ANN ARBOR--A new type of neural network made with memristors can dramatically improve the efficiency of teaching machines to think like humans.
The network, called a reservoir computing system, could predict words before they are said during conversation, and help predict future outcomes based on the present.
The research team that created the reservoir computing system, led by Wei Lu, professor of electrical engineering and computer science at the University of Michigan, recently published their work in Nature Communications.
Reservoir computing systems, which improve on a typical neural network's capacity and reduce the required training time, have been created in the past with larger optical components. However, the U-M group created their system using memristors, which require less space and can be integrated more easily into existing silicon-based electronics.
Memristors are a special type of resistive device that can both perform logic and store data. This contrasts with typical computer systems, where processors perform logic separate from memory modules. In this study, Lu's team used a special memristor that memorizes events only in the near history.
Inspired by brains, neural networks are composed of neurons, or nodes, and synapses, the connections between nodes.
To train a neural network for a task, a neural network takes in a large set of questions and the answers to those questions. In this process of what's called supervised learning, the connections between nodes are weighted more heavily or lightly to minimize the amount of error in achieving the correct answer.
Once trained, a neural network can then be tested without knowing the answer. For example, a system can process a new photo and correctly identify a human face, because it has learned the features of human faces from other photos in its training set.
"A lot of times, it takes days or months to train a network," Lu said. "It is very expensive."
Image recognition is also a relatively simple problem, as it doesn't require any information apart from a static image. More complex tasks, such as speech recognition, can depend highly on context and require neural networks to have knowledge of what has just occurred, or what has just been said.
"When transcribing speech to text or translating languages, a word's meaning and even pronunciation will differ depending on the previous syllables," Lu said.
This requires a recurrent neural network, which incorporates loops within the network that give the network a memory effect. However, training these recurrent neural networks is especially expensive, Lu said.
Reservoir computing systems built with memristors, however, can skip most of the expensive training process and still provide the network the capability to remember. This is because the most critical component of the system--the reservoir--does not require training.
When a set of data is inputted into the reservoir, the reservoir identifies important time-related features of the data, and hands it off in a simpler format to a second network. This second network then only needs training like simpler neural networks, changing weights of the features and outputs that the first network passed on until it achieves an acceptable level of error.
"The beauty of reservoir computing is that while we design it, we don't have to train it," Lu said.

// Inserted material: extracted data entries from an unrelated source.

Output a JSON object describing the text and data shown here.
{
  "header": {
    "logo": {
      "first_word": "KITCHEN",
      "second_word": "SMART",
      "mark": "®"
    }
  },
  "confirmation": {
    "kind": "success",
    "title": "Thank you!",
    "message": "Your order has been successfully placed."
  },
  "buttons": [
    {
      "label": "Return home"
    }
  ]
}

The team proved the reservoir computing concept using a test of handwriting recognition, a common benchmark among neural networks. Numerals were broken up into rows of pixels, and fed into the computer with voltages like Morse code, with zero volts for a dark pixel and a little over one volt for a white pixel.
Using only 88 memristors as nodes to identify handwritten versions of numerals, compared to a conventional network that would require thousands of nodes for the task, the reservoir achieved 91 percent accuracy.
Reservoir computing systems are especially adept at handling data that varies with time, like a stream of data or words, or a function depending on past results.
To demonstrate this, the team tested a complex function that depended on multiple past results, which is common in engineering fields. The reservoir computing system was able to model the complex function with minimal error.
Lu plans on exploring two future paths with this research: speech recognition and predictive analysis.
"We can make predictions on natural spoken language, so you don't even have to say the full word," Lu said. "We could actually predict what you plan to say next."
In predictive analysis, Lu hopes to use the system to take in signals with noise, like static from far-off radio stations, and produce a cleaner stream of data.
"It could also predict and generate an output signal even if the input stopped," he said.